Silver is a highly ductile and malleable metal with a brilliant white luster, especially when polished. Its reflective and conductive properties make silver an irreplaceable component in today’s industrialized world. Silver can then be considered as both a store of value and a valuable commodity with an array of uses in industry.
One of the main commercial buyers of silver is the jewelry industry. Jewelry and fine silverware are traditionally made from sterling silver (92.5% silver, 7.5% copper). Inexpensive jewelry is often electroplated with a thin layer of .999 fine silver to give it a shiny look. Silver is also a component of almost all colored gold alloys and gold solders. Historically, goldsmith apprentices would hone their jewelry craft on silver before making pieces in more expensive gold.
Silver will not corrode, and is the best electrical conductor. Silver is highly ductile – meaning it can be stretched into fine wires and printed onto circuit boards. Therefore it is the perfect and only choice of metal in critical electrical components and circuits in spacecraft, aircraft, and nuclear reactors. Steel bearings that are silver plated have more strength and load capacity, and are essential for heavy duty applications such as military vehicles and jet engines.
Mirrors which require superior reflectivity are produced of silver-coated glass. Silver is also the metal of choice for coating solar reflectors in spacecraft and satellites.
Approximately 700 tons of silver is used annually as a catalyst in the plastics industry for the production of ethylene oxide and formaldehyde, essential compounds needed to manufacture polyester fabrics and solid plastics.
Silver-zinc batteries are manufactured by the billions every year.

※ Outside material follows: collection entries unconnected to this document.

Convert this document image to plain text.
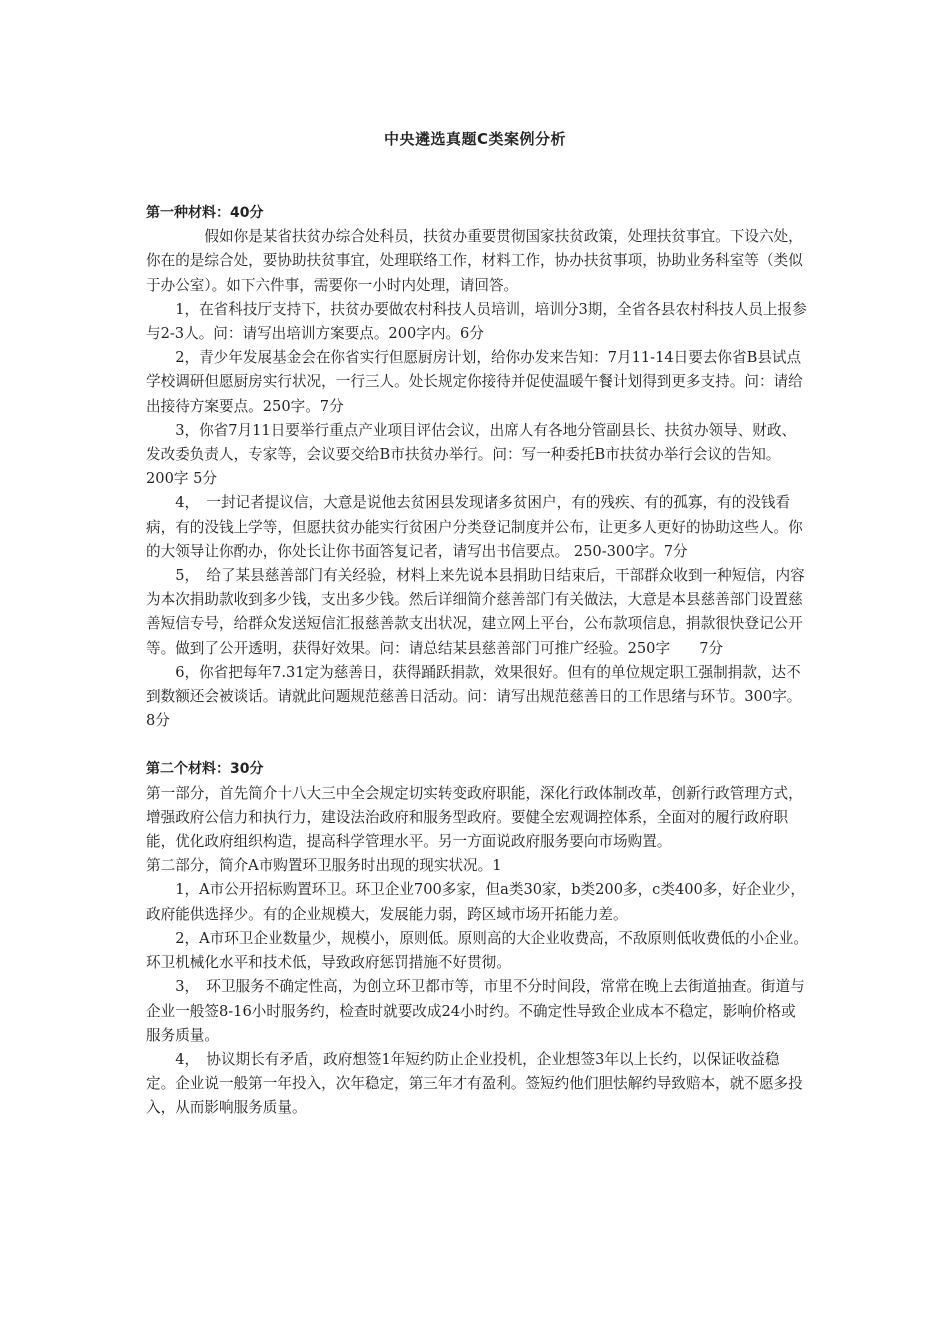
中央遴选真题C类案例分析

第一种材料：40分

假如你是某省扶贫办综合处科员，扶贫办重要贯彻国家扶贫政策，处理扶贫事宜。下设六处，你在的是综合处，要协助扶贫事宜，处理联络工作，材料工作，协办扶贫事项，协助业务科室等（类似于办公室）。如下六件事，需要你一小时内处理，请回答。

1，在省科技厅支持下，扶贫办要做农村科技人员培训，培训分3期，全省各县农村科技人员上报参与2-3人。问：请写出培训方案要点。200字内。6分

2，青少年发展基金会在你省实行但愿厨房计划，给你办发来告知：7月11-14日要去你省B县试点学校调研但愿厨房实行状况，一行三人。处长规定你接待并促使温暖午餐计划得到更多支持。问：请给出接待方案要点。250字。7分

3，你省7月11日要举行重点产业项目评估会议，出席人有各地分管副县长、扶贫办领导、财政、发改委负责人，专家等，会议要交给B市扶贫办举行。问：写一种委托B市扶贫办举行会议的告知。200字 5分

4，　一封记者提议信，大意是说他去贫困县发现诸多贫困户，有的残疾、有的孤寡，有的没钱看病，有的没钱上学等，但愿扶贫办能实行贫困户分类登记制度并公布，让更多人更好的协助这些人。你的大领导让你酌办，你处长让你书面答复记者，请写出书信要点。 250-300字。7分

5，　给了某县慈善部门有关经验，材料上来先说本县捐助日结束后，干部群众收到一种短信，内容为本次捐助款收到多少钱，支出多少钱。然后详细简介慈善部门有关做法，大意是本县慈善部门设置慈善短信专号，给群众发送短信汇报慈善款支出状况，建立网上平台，公布款项信息，捐款很快登记公开等。做到了公开透明，获得好效果。问：请总结某县慈善部门可推广经验。250字　　7分

6，你省把每年7.31定为慈善日，获得踊跃捐款，效果很好。但有的单位规定职工强制捐款，达不到数额还会被谈话。请就此问题规范慈善日活动。问：请写出规范慈善日的工作思绪与环节。300字。8分

第二个材料：30分

第一部分，首先简介十八大三中全会规定切实转变政府职能，深化行政体制改革，创新行政管理方式，增强政府公信力和执行力，建设法治政府和服务型政府。要健全宏观调控体系，全面对的履行政府职能，优化政府组织构造，提高科学管理水平。另一方面说政府服务要向市场购置。

第二部分，简介A市购置环卫服务时出现的现实状况。1

1，A市公开招标购置环卫。环卫企业700多家，但a类30家，b类200多，c类400多，好企业少，政府能供选择少。有的企业规模大，发展能力弱，跨区域市场开拓能力差。

2，A市环卫企业数量少，规模小，原则低。原则高的大企业收费高，不敌原则低收费低的小企业。环卫机械化水平和技术低，导致政府惩罚措施不好贯彻。

3，　环卫服务不确定性高，为创立环卫都市等，市里不分时间段，常常在晚上去街道抽查。街道与企业一般签8-16小时服务约，检查时就要改成24小时约。不确定性导致企业成本不稳定，影响价格或服务质量。

4，　协议期长有矛盾，政府想签1年短约防止企业投机，企业想签3年以上长约，以保证收益稳定。企业说一般第一年投入，次年稳定，第三年才有盈利。签短约他们胆怯解约导致赔本，就不愿多投入，从而影响服务质量。
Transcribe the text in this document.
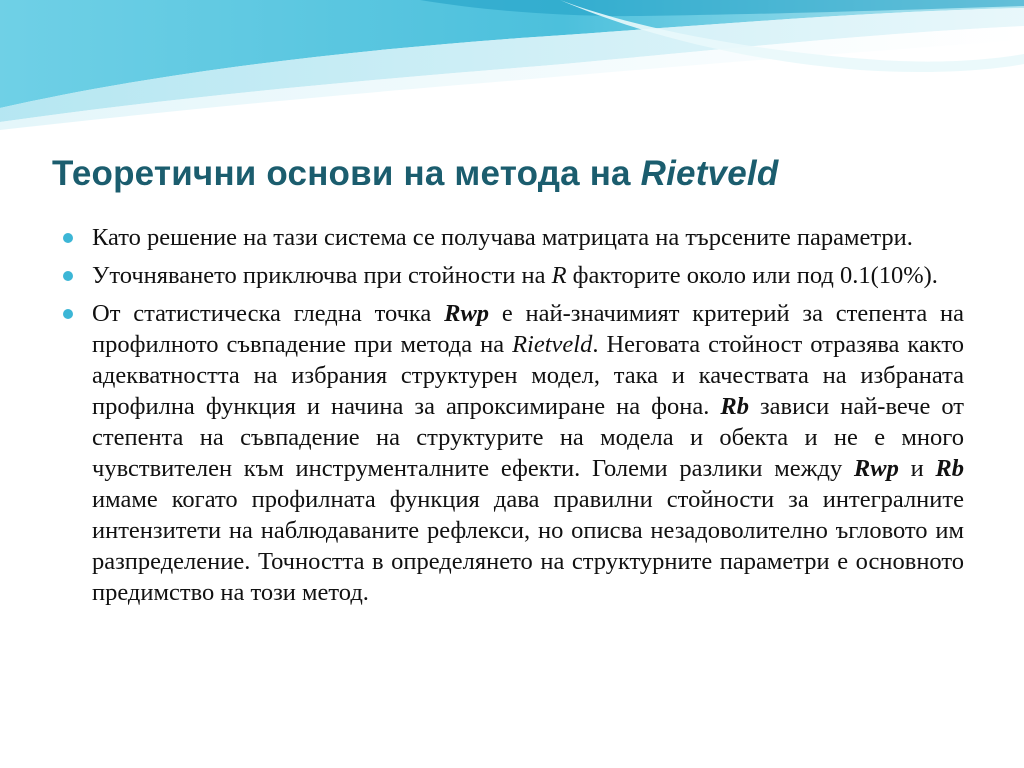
Теоретични основи на метода на Rietveld
Като решение на тази система се получава матрицата на търсените параметри.
Уточняването приключва при стойности на R факторите около или под 0.1(10%).
От статистическа гледна точка Rwp е най-значимият критерий за степента на профилното съвпадение при метода на Rietveld. Неговата стойност отразява както адекватността на избрания структурен модел, така и качествата на избраната профилна функция и начина за апроксимиране на фона. Rb зависи най-вече от степента на съвпадение на структурите на модела и обекта и не е много чувствителен към инструменталните ефекти. Големи разлики между Rwp и Rb имаме когато профилната функция дава правилни стойности за интегралните интензитети на наблюдаваните рефлекси, но описва незадоволително ъгловото им разпределение. Точността в определянето на структурните параметри е основното предимство на този метод.
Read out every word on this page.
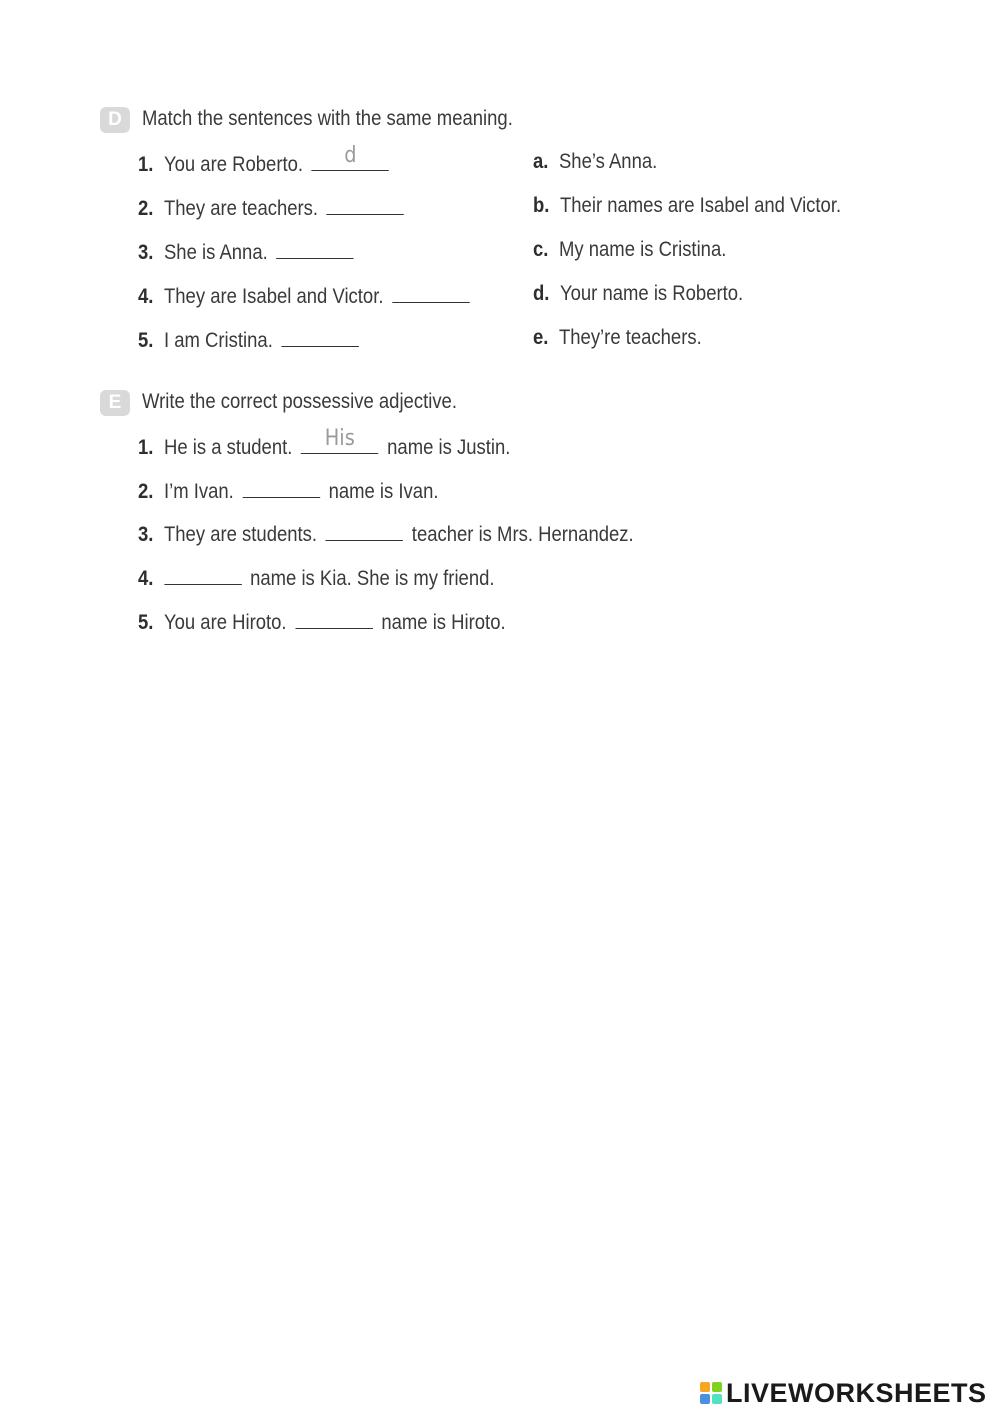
D Match the sentences with the same meaning.
1. You are Roberto.	d
2. They are teachers.
3. She is Anna.
4. They are Isabel and Victor.
5. I am Cristina.
a. She’s Anna.
b. Their names are Isabel and Victor.
c. My name is Cristina.
d. Your name is Roberto.
e. They’re teachers.
E Write the correct possessive adjective.
1. He is a student.	His	name is Justin.
2. I’m Ivan.	name is Ivan.
3. They are students.	teacher is Mrs. Hernandez.
4.	name is Kia. She is my friend.
5. You are Hiroto.	name is Hiroto.
LIVEWORKSHEETS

These batteries power everything from your watch and car key remote to many embedded applications requiring high voltage long lasting batteries. Applications which require battery power in high temperatures depend on silver oxide/zinc batteries. For example, it is the only battery that can reliably power the sensors and instruments in use at the bottom of oil wells.
Electricity drives the world’s industries. The distribution of all this electricity could never happen without silver. Virtually every modern household electrical appliance has silver in numerous places – switches, electrical conductors,and fuses for example. Silver is even alloyed with other metals to alter their properties. Every time you use your microwave, vacuum cleaner, light switches in your home, or even type on your computer keyboard, silver is completing these electrical contacts. Switches and circuit breakers both massive and small use silver contacts. Silver contacts are also used in membrane switch control panels in machinery, railway control, elevator buttons, and computer keyboards just to name a few.
Millions of first time car buyers are now in China and India, and billions more will follow. Here are just some of the ways every one of these billions of cars will use silver:
- starter switch
- braking system
- power steering
- electronic door locks, windows, mirrors, seat controls
- satellite navigation
- window defrost
- stereo system
- other electronic accessories and components of the engine
Silver also has many uses in the medical industry. Silver ions and silver compounds have a toxic effect on bacteria, viruses, algae and fungi, without toxicity to humans. Hippocrates, the “father of medicine”, wrote that silver has beneficial healing and anti-disease properties. Ancient peoples used silver flasks to store water, wine and vinegar to prevent spoilage. The Romans would drop silver coins into water storage tanks to sterilize the water.
Silver compounds were used to prevent infection before the advent of antibiotics. Proponents of alternative medicine still use it for this purpose, in a form called colloidal silver – a suspension of microscopic silver particles in distilled water. Silver is used in topical gels and bandages because of its wide-spectrum antimicrobial activity. Silver nitrate solution drops are used to disinfect the eyes of newborn babies.
World governments are scrambling to enact “green” policies and attempts to reverse “man-made climate change”. Whether you believe this is right or not, the price of silver will benefit. Silver carbonate is used to remove carbon dioxide from the air. Silver iodide is used in cloud seeding to produce rain. Every solar panels contains a significant amount of silver due to its conductive properties. China is increasing its solar energy base by nearly 100% every year. By 2014, the solar industry will need 130 million ounces of silver to satisfy one year of solar panel demand.
The photography industry consumed over 30% of annual silver production by 1998 in the form of silver nitrate and silver halides contained in photographic film. This amount has decreased with the advent of digital photography. Some pundits worried that the advent of digital photography would mean a drop in the price of silver. However, 87% of photographic silver was already recycled. So even if photography completely went away it would only be 13% of the photographic silver market. We do still make photographs with regular silver-containing film: in movies, amateur photography and dental and medical X-rays. Also, all those digital cameras which replaced silver photographic film contain electronic circuits and switches which themselves contain silver.
Many more uses for silver are being found in industries all the time. For example, new high tech new clothing with silver nano-particles is being produced which reduces odor and bacterial and fungal infection. Who knows what breakthroughs might be coming for silver in the next decade which can only make your silver investments more valuable?